The High Court however did not take into consideration the contention of Modi Rubber citing that what is important is not the date of filing the application with BIFR but the date of registration of the application, which in the present case was after the date of the passing of the winding up order. However, the Court thereafter took into consideration the subsequent events, namely the fact of registration of the reference and relying upon Rishabh Agro Industries Ltd. v. P.N.B. Capital Service Ltd., (2000) 5 SCC 515 it was held that Modi Rubber was entitled to the benefit of the provisions of Section 22 of the SICA. The High Court also held that a winding up order passed under the Companies Act, 1956 is not the culmination of the proceedings pending before the Company Court. The final order to be passed in the winding up proceedings is an order of dissolution of the company under Section 481 of the Act.

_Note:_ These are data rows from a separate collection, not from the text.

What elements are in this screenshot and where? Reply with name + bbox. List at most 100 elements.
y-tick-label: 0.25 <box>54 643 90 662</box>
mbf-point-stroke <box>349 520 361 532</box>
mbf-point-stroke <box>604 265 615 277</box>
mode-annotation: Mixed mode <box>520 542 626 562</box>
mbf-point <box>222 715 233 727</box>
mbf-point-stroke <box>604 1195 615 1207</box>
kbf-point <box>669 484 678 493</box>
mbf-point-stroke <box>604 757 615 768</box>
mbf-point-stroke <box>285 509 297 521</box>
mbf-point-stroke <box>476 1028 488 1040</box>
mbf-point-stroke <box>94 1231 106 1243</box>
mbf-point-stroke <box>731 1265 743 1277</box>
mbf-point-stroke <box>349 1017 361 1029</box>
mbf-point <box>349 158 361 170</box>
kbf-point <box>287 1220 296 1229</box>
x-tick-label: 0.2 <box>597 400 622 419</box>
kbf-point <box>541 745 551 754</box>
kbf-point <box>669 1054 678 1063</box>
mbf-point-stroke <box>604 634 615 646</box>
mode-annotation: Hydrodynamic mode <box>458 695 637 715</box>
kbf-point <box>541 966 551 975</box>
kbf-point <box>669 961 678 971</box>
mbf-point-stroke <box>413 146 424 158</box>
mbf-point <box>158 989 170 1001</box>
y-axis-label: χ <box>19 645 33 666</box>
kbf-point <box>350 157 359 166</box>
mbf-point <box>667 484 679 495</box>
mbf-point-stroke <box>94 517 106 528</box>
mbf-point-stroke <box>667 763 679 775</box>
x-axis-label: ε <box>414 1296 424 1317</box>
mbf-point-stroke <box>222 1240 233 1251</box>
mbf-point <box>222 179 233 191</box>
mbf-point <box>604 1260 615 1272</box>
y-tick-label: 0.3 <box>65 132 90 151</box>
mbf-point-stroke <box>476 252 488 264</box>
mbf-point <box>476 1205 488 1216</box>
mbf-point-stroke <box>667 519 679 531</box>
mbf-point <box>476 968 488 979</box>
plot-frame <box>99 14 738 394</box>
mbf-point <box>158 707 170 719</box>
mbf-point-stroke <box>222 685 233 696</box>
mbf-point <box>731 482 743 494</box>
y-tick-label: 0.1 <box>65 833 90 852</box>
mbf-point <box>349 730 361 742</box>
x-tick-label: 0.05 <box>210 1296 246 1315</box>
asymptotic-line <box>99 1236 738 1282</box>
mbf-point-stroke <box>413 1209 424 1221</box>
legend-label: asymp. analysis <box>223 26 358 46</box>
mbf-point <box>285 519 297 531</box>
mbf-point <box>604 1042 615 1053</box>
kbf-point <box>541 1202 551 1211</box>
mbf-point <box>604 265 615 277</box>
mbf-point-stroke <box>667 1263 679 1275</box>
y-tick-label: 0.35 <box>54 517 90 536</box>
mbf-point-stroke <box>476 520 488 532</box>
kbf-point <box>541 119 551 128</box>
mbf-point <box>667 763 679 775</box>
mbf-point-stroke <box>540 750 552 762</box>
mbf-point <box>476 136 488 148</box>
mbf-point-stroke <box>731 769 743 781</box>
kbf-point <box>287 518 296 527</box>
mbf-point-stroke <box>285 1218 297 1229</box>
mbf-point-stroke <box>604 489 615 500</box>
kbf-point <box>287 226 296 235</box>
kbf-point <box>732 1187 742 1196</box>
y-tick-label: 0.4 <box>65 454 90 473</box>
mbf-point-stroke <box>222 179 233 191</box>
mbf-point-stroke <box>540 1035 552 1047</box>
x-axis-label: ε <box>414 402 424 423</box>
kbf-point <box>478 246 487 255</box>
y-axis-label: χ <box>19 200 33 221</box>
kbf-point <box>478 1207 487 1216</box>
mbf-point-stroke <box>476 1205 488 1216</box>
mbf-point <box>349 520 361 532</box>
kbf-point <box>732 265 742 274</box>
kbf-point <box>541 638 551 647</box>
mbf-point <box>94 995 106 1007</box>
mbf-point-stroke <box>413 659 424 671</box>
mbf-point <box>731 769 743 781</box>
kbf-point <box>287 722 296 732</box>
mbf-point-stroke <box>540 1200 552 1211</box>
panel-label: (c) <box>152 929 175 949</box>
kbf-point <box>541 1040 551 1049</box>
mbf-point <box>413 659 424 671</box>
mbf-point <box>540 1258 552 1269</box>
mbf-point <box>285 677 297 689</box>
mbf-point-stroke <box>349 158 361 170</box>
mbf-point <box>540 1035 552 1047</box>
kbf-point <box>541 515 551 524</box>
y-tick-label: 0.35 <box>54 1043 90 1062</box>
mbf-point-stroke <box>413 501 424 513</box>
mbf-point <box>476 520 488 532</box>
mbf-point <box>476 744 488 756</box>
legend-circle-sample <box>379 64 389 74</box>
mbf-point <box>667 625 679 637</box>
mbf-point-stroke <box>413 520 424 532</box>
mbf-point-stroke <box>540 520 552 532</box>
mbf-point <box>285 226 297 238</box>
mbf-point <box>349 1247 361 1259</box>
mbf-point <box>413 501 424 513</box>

It was argued by Madura Courts that since the reference before BIFR got registered only after passing of the order of the winding up by the Court, Modi Rubber cannot take shelter under SICA and that the order for winding up should prevail. However, the Court based on various judicial pronouncements and the scheme of law discussed that the scheme is such that the company must be first allowed for revival and that only then should the period of moratorium begin. Although this scheme seems to be in the spirit of things, this provision being overriding in nature over other laws may be used as a protracting device by companies at times. The provisions of SICA prevailing over the winding up order has always been controversial. In paragraph 25 of the ruling the Court discussed that it could not be said that the provisions of Section 22 of the SICA would not be attracted after an order of winding up is passed.
In fact the Court in paragraph 20 lamented that although at times it may seem that the provision of law may be used but may cause abuse of process of law, however, the Court cannot do anything about the same as the same is for the legislature to take appropriate steps. Therefore, this become obvious that the Court also acknowledges the fact that the provisions of law could be misused as well.
Provisions under the Bankruptcy Code
The provisions of the Insolvency and Bankruptcy Code, 2016 (hereinafter referred to as the “Code”) provides for corporate insolvency process. Once the Code comes into force, the Sick Industrial Companies (Special Provisions) Repeal Act, 2003 will be enforced. Once the said Act gets enforced, SICA being the principal legislation will lose its existence. Therefore, the revival of companies will not be possible under SICA. Currently, sections 253 to 269 of the Companies Act, 2013 provide for revival of companies; however, the said sections are not yet enforced. Therefore, once SICA gets repealed one would have to take shelter under the Companies Act, 2013. However, with the Code coming into force, these sections will get omitted as one will have to proceed for revival under Chapter II of the Code.
Once an application under the Code is admitted by the National Company Law Tribunal (NCLT), all the proceedings under other laws will be stayed until the moratorium period under the Code.